Vom Aufstand zur besseren Gesundheit?

Der Schrei der Brasilianer nach einer besseren Gesundheitsversorgung scheint Früchte zu tragen. Der Staat investiert massiv in eine bessere Versorgung - gute Aussichten für die deutsche Medtech-Branche.

Matthias WallenfelsVon Matthias Wallenfels Veröffentlicht:
Im Juni gingen in Sao Paulo Menschenmassen auf die Straße, um unter anderem für ein besseres Gesundheitssystem zu demonstrieren.

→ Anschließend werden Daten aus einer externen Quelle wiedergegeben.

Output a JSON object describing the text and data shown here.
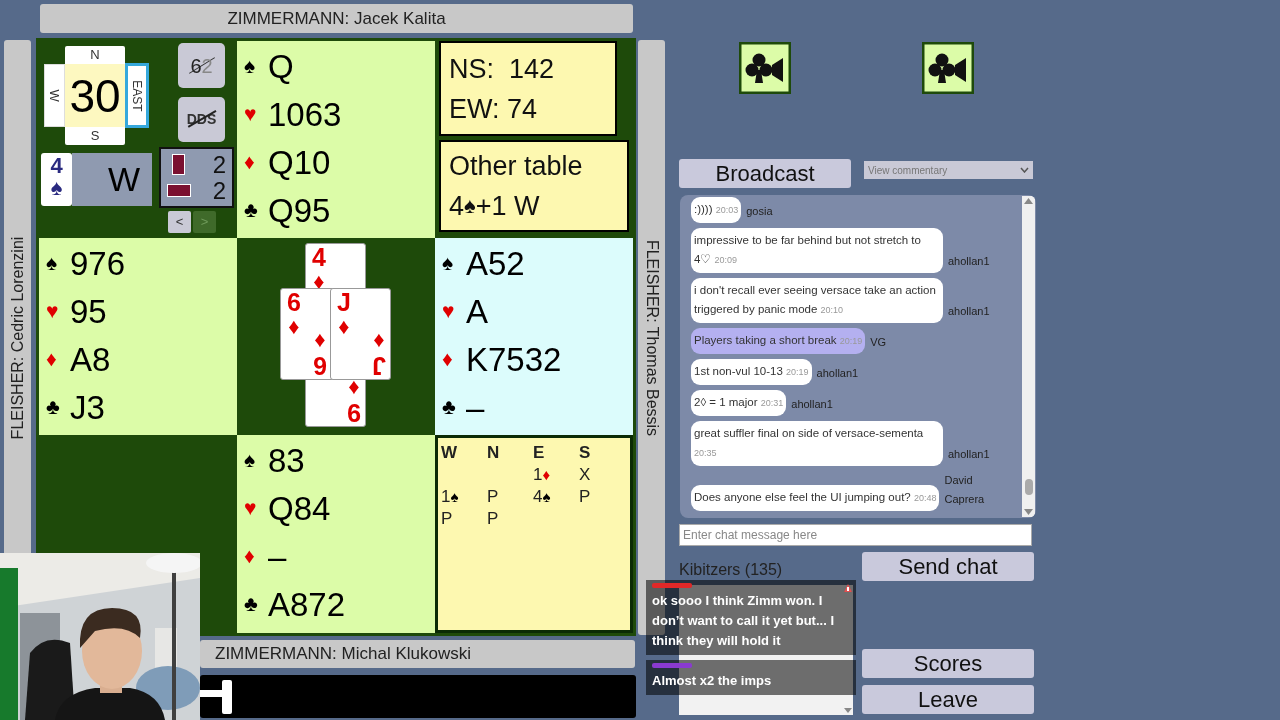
{
  "top_player": {
    "label": "ZIMMERMANN: Jacek Kalita"
  },
  "left_player": {
    "label": "FLEISHER: Cedric Lorenzini"
  },
  "right_player": {
    "label": "FLEISHER: Thomas Bessis"
  },
  "bottom_player": {
    "label": "ZIMMERMANN: Michal Klukowski"
  },
  "board": {
    "number": "30",
    "compass": {
      "west": {
        "label": "W",
        "highlighted": false
      },
      "north": {
        "label": "N",
        "highlighted": false
      },
      "south": {
        "label": "S",
        "highlighted": false
      },
      "east": {
        "label": "EAST",
        "highlighted": true
      }
    }
  },
  "undo_button": {
    "label": "6",
    "faint": "2",
    "crossed": true
  },
  "dds_button": {
    "label": "DDS",
    "crossed": true
  },
  "contract": {
    "level": "4",
    "symbol": "♠",
    "declarer": "W"
  },
  "tricks": [
    {
      "kind": "vertical",
      "count": "2"
    },
    {
      "kind": "horizontal",
      "count": "2"
    }
  ],
  "nav": [
    {
      "label": "<",
      "disabled": false
    },
    {
      "label": ">",
      "disabled": true
    }
  ],
  "hands": {
    "north": {
      "highlighted": false,
      "suits": [
        {
          "symbol": "♠",
          "red": false,
          "cards": "Q"
        },
        {
          "symbol": "♥",
          "red": true,
          "cards": "1063"
        },
        {
          "symbol": "♦",
          "red": true,
          "cards": "Q10"
        },
        {
          "symbol": "♣",
          "red": false,
          "cards": "Q95"
        }
      ]
    },
    "west": {
      "highlighted": false,
      "suits": [
        {
          "symbol": "♠",
          "red": false,
          "cards": "976"
        },
        {
          "symbol": "♥",
          "red": true,
          "cards": "95"
        },
        {
          "symbol": "♦",
          "red": true,
          "cards": "A8"
        },
        {
          "symbol": "♣",
          "red": false,
          "cards": "J3"
        }
      ]
    },
    "east": {
      "highlighted": true,
      "suits": [
        {
          "symbol": "♠",
          "red": false,
          "cards": "A52"
        },
        {
          "symbol": "♥",
          "red": true,
          "cards": "A"
        },
        {
          "symbol": "♦",
          "red": true,
          "cards": "K7532"
        },
        {
          "symbol": "♣",
          "red": false,
          "cards": "–"
        }
      ]
    },
    "south": {
      "highlighted": false,
      "suits": [
        {
          "symbol": "♠",
          "red": false,
          "cards": "83"
        },
        {
          "symbol": "♥",
          "red": true,
          "cards": "Q84"
        },
        {
          "symbol": "♦",
          "red": true,
          "cards": "–"
        },
        {
          "symbol": "♣",
          "red": false,
          "cards": "A872"
        }
      ]
    }
  },
  "trick": {
    "north": {
      "rank": "4",
      "symbol": "♦",
      "red": true
    },
    "south": {
      "bottom_rank": "9",
      "bottom_symbol": "♦",
      "red": true
    },
    "west": {
      "rank": "6",
      "symbol": "♦",
      "bottom_rank": "6",
      "bottom_symbol": "♦",
      "red": true
    },
    "east": {
      "rank": "J",
      "symbol": "♦",
      "bottom_rank": "J",
      "bottom_symbol": "♦",
      "red": true
    }
  },
  "score": {
    "lines": [
      "NS:  142",
      "EW: 74"
    ]
  },
  "other_table": {
    "title": "Other table",
    "level": "4",
    "symbol": "♠",
    "result": "+1 W"
  },
  "bidding": {
    "headers": [
      "W",
      "N",
      "E",
      "S"
    ],
    "rows": [
      [
        null,
        null,
        {
          "text": "1",
          "symbol": "♦",
          "red": true
        },
        {
          "text": "X"
        }
      ],
      [
        {
          "text": "1",
          "symbol": "♠",
          "red": false
        },
        {
          "text": "P"
        },
        {
          "text": "4",
          "symbol": "♠",
          "red": false
        },
        {
          "text": "P"
        }
      ],
      [
        {
          "text": "P"
        },
        {
          "text": "P"
        },
        null,
        null
      ]
    ]
  },
  "broadcast_button": {
    "label": "Broadcast"
  },
  "commentary_select": {
    "value": "View commentary"
  },
  "chat": {
    "messages": [
      {
        "kind": "normal",
        "text": ":))))",
        "time": "20:03",
        "author": "gosia"
      },
      {
        "kind": "normal",
        "text": "impressive to be far behind but not stretch to 4♡",
        "time": "20:09",
        "author": "ahollan1"
      },
      {
        "kind": "normal",
        "text": "i don't recall ever seeing versace take an action triggered by panic mode",
        "time": "20:10",
        "author": "ahollan1"
      },
      {
        "kind": "commentary",
        "text": "Players taking a short break",
        "time": "20:19",
        "author": "VG"
      },
      {
        "kind": "normal",
        "text": "1st non-vul 10-13",
        "time": "20:19",
        "author": "ahollan1"
      },
      {
        "kind": "normal",
        "text": "2◊ = 1 major",
        "time": "20:31",
        "author": "ahollan1"
      },
      {
        "kind": "normal",
        "text": "great suffler final on side of versace-sementa",
        "time": "20:35",
        "author": "ahollan1"
      },
      {
        "kind": "normal",
        "text": "Does anyone else feel the UI jumping out?",
        "time": "20:48",
        "author": "David Caprera"
      }
    ]
  },
  "chat_input": {
    "placeholder": "Enter chat message here"
  },
  "send_button": {
    "label": "Send chat"
  },
  "kibitzers": {
    "title": "Kibitzers (135)"
  },
  "scores_button": {
    "label": "Scores"
  },
  "leave_button": {
    "label": "Leave"
  },
  "stream_chat": [
    {
      "color": "#e02828",
      "text": "ok sooo I think Zimm won. I don’t want to call it yet but... I think they will hold it",
      "badge": true
    },
    {
      "color": "#8a3ad0",
      "text": "Almost x2 the imps",
      "badge": false
    }
  ]
}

Im Juni gingen in Sao Paulo Menschenmassen auf die Straße, um unter anderem für ein besseres Gesundheitssystem zu demonstrieren.

© Fotoarena / imago

Sao Paulo. Auf der Suche nach neuen Absatzchancen für ihre Produkte kann sich für die deutsche Medizintechnikbranche ein Blick nach Brasilien lohnen. Denn mitten in den Vorbereitungen auf Fußball-WM und Olympiade wurde das Land Anfang Juni dieses Jahres ins Knochenmark getroffen.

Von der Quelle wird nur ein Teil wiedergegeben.